For sales, it is an explosive topic: the foresight of customer projects and sales volumes. It is not uncommon to plan too optimistically or for customers to develop differently than previously thought. Read the following article to find out how sales forecasting can be optimally successful.
Every year, the time comes closer when sales and customer forecasts must be incorporated into sales forecasts in order to create meaningful, rolling planning. Often, the sales department tends to be too euphoric and optimistic when planning the sales development in the different customer segments, especially with newly acquired customers. Not infrequently, sales controllers rely on pure declarations of intent from customers, which they take into account in their sales planning.
Based on forecasting algorithms, current customer and sales key figures, as well as relevant sales information on probabilities of occurrence and input data from actual and target comparisons, flow into the forecast. This data results in a forecasting picture, which in turn can be further developed and evaluated using forecast models.
Several factors are decisive for a successful forecast. The forecasting process must consist of a combined top-down or bottom-up approach. This means that planning is carried out from top-down on the one hand, but also from bottom-up on the other, with the differences between the two directions being continuously coordinated and aligned. In addition, forecasts must differentiate between a forward-looking trend and random fluctuations in the past.
The forecast itself should combine forecasts that are based on different perspectives. At the beginning, the results of the combined forecasts are weighted equally and then adjusted if changes in the forecast values are later detected.
Planning for price increases
With professional forecasts it is also important to pay attention to pricing. In order to avoid a decline in profits, prices must be significantly increased at the right time in order to specifically counteract the increased costs. This task is usually massively underestimated. Top management must therefore approach the price increase in an organized manner.
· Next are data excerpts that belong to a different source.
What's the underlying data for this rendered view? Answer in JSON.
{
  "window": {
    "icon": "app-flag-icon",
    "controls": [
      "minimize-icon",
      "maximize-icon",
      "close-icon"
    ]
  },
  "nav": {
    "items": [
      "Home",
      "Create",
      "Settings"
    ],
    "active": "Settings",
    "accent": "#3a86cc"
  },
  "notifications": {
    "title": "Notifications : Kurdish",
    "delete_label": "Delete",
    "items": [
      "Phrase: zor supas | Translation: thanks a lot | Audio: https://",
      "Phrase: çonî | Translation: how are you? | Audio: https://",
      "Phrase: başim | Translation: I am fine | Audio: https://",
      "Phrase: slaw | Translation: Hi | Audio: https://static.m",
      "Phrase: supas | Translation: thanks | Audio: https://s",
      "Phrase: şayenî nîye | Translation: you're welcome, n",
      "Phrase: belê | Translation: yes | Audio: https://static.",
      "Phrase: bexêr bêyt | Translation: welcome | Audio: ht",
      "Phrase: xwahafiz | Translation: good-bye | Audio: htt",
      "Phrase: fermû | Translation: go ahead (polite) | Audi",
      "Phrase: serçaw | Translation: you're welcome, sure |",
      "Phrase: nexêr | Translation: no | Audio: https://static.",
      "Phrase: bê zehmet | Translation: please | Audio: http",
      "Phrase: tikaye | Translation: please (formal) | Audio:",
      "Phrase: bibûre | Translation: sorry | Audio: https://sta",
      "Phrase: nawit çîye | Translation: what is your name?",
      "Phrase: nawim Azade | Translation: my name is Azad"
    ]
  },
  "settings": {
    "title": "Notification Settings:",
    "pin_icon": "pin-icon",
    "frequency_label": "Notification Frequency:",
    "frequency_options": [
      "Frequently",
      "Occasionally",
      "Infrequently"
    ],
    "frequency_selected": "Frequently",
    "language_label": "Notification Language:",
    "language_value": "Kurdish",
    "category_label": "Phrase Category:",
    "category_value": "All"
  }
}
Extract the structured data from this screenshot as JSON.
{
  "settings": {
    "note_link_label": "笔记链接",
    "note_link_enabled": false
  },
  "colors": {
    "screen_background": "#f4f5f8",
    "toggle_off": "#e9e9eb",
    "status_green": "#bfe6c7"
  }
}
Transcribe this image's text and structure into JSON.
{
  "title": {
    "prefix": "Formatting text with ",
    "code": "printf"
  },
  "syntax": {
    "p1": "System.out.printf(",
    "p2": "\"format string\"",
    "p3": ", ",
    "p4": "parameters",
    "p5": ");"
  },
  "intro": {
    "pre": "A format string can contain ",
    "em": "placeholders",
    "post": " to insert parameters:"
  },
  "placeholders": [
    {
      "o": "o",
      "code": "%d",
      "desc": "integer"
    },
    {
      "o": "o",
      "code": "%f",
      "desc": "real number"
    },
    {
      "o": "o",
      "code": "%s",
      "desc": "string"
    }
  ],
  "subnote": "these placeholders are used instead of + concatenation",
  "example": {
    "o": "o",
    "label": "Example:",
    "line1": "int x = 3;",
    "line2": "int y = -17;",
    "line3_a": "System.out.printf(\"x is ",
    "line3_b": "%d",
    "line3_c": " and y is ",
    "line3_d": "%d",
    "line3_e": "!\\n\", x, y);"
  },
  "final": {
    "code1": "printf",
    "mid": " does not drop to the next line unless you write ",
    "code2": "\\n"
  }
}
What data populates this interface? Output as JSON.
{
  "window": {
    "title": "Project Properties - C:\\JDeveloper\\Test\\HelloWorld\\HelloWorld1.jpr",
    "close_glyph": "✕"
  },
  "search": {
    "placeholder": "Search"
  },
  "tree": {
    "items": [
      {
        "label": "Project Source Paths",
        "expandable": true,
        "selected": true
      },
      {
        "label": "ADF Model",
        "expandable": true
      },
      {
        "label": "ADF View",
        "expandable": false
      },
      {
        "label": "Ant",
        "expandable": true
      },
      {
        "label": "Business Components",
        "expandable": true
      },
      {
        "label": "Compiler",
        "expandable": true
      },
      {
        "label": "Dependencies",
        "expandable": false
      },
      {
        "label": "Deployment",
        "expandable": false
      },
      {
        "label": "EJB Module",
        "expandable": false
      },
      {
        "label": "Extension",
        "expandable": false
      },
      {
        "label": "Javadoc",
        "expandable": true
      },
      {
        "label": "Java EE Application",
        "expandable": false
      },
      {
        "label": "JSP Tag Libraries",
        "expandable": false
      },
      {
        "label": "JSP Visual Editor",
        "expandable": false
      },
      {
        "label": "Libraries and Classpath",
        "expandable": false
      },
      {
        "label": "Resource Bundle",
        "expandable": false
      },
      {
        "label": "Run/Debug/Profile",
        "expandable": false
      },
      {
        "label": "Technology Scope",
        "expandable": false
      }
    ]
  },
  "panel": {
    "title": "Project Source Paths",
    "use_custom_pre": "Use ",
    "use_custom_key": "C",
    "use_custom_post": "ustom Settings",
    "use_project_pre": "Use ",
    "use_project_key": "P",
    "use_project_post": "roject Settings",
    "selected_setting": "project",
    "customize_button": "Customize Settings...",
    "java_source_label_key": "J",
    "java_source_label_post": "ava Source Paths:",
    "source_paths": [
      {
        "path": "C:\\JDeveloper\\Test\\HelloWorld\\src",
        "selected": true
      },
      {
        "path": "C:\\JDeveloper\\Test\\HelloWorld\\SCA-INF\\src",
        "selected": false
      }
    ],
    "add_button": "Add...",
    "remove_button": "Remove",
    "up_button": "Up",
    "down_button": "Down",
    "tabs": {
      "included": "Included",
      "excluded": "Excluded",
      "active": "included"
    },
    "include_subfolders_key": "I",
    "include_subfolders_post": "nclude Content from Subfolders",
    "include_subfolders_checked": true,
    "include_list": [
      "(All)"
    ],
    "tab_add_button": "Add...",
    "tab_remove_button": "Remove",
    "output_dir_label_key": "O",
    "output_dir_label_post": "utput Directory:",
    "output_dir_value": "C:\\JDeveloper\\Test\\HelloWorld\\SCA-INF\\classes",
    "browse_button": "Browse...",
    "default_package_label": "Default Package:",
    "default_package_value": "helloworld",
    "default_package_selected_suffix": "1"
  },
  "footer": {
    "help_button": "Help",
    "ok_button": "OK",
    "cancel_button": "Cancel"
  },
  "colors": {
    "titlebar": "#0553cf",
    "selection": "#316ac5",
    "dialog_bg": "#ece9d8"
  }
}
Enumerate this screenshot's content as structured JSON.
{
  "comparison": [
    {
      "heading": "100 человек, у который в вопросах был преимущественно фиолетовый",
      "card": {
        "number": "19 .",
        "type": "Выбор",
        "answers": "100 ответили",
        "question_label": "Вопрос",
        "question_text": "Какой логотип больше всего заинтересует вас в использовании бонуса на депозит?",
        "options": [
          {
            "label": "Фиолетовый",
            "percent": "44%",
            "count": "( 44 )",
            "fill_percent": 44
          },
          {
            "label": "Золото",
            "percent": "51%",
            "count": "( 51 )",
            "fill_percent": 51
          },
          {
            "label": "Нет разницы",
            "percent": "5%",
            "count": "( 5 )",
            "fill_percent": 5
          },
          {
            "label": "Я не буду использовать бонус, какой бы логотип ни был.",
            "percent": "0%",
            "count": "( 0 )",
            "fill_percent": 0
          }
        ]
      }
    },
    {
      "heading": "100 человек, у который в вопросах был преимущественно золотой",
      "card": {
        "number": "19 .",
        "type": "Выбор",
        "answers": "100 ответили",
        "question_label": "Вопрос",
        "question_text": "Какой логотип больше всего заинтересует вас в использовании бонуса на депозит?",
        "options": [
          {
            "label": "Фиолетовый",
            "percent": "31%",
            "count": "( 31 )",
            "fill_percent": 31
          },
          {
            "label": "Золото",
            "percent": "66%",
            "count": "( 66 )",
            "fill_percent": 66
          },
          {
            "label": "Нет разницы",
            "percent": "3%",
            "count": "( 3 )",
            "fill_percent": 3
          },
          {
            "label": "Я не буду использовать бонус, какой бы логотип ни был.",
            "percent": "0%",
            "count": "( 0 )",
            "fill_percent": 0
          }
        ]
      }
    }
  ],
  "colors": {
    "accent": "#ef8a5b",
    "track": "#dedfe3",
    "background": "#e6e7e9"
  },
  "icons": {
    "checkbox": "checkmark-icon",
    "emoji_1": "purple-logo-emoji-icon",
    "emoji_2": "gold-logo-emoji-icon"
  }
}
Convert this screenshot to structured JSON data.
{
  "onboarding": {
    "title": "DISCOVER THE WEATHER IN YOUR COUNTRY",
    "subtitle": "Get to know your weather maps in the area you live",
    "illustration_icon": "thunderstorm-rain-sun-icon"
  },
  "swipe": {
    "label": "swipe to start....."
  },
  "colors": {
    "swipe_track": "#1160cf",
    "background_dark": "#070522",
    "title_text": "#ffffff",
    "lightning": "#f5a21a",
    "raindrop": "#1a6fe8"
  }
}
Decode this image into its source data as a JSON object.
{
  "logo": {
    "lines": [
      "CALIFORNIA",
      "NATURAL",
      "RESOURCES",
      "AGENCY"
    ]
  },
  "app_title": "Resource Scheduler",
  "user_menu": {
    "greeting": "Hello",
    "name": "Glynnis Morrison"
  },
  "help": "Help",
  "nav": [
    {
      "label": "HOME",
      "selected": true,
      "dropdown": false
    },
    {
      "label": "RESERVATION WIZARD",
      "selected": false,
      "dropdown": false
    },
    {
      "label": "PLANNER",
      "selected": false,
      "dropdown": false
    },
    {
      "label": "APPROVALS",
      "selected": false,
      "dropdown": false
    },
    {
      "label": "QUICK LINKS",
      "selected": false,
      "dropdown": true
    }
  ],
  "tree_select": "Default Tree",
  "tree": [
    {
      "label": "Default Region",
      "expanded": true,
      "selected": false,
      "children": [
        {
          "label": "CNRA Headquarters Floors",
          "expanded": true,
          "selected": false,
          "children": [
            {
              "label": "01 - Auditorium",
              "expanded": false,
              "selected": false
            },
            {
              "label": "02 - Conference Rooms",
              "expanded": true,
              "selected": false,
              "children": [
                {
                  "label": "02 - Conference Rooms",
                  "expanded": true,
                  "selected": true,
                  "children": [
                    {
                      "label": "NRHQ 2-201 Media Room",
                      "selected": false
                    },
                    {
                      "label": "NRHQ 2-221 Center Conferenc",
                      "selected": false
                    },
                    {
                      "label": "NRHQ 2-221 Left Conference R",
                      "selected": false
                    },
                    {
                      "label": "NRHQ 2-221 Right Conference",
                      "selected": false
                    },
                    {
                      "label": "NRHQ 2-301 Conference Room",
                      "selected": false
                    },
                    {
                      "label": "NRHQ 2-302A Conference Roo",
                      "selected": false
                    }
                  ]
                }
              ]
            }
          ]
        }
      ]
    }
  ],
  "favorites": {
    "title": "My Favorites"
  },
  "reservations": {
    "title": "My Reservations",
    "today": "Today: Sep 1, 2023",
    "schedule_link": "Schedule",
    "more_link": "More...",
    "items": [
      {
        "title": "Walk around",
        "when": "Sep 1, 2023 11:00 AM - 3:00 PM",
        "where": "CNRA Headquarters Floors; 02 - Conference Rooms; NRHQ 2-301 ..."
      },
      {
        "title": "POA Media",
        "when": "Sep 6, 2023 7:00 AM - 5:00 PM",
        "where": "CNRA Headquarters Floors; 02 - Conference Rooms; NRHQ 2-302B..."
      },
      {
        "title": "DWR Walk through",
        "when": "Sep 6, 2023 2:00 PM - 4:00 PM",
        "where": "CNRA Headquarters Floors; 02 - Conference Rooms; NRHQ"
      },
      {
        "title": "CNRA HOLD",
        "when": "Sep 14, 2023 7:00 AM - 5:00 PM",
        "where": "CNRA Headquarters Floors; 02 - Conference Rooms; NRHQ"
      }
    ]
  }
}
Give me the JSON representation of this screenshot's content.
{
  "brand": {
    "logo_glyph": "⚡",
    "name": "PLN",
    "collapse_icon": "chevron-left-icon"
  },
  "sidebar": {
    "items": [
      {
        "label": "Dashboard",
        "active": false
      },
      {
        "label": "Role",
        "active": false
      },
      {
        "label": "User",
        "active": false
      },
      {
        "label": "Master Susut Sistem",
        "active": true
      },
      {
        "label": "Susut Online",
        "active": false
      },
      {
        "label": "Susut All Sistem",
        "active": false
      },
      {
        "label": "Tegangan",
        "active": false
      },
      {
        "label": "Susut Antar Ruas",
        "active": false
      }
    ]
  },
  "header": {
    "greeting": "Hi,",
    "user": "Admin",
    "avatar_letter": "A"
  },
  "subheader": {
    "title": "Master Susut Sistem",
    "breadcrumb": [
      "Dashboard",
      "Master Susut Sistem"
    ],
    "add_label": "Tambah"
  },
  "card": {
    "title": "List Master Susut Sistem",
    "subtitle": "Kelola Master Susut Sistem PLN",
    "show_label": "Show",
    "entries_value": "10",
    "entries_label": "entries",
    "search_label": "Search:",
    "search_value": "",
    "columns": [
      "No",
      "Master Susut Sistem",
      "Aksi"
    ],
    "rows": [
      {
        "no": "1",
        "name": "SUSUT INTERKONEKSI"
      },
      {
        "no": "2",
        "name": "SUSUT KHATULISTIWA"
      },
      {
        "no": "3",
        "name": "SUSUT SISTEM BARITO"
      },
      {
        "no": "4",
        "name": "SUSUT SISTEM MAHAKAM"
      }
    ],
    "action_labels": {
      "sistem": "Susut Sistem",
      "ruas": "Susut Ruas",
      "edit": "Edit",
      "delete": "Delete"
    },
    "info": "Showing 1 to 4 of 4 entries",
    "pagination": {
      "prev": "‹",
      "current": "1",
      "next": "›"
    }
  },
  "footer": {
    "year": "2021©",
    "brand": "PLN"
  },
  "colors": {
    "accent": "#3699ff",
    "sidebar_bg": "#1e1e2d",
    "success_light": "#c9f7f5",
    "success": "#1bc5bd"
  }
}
It is also essential to distinguish between long-term and short-term, rolling forecasts. Long-term forecasts are more suitable for developing strategic plans, e.g. in the sales context, this can mean commitments to target customer groups. In contrast, short-term forecasts are used to plan sales, production and procurement quantities.
A reliable forecast is the be-all and end-all for sales. The more reliably a sales forecast describes the future, the more predictable is the company’s development. At the same time, the costs for risk buffers are lower and the company result is consequently more positive. Although good planning is by no means a guarantee, it is nevertheless an essential building block for sales success.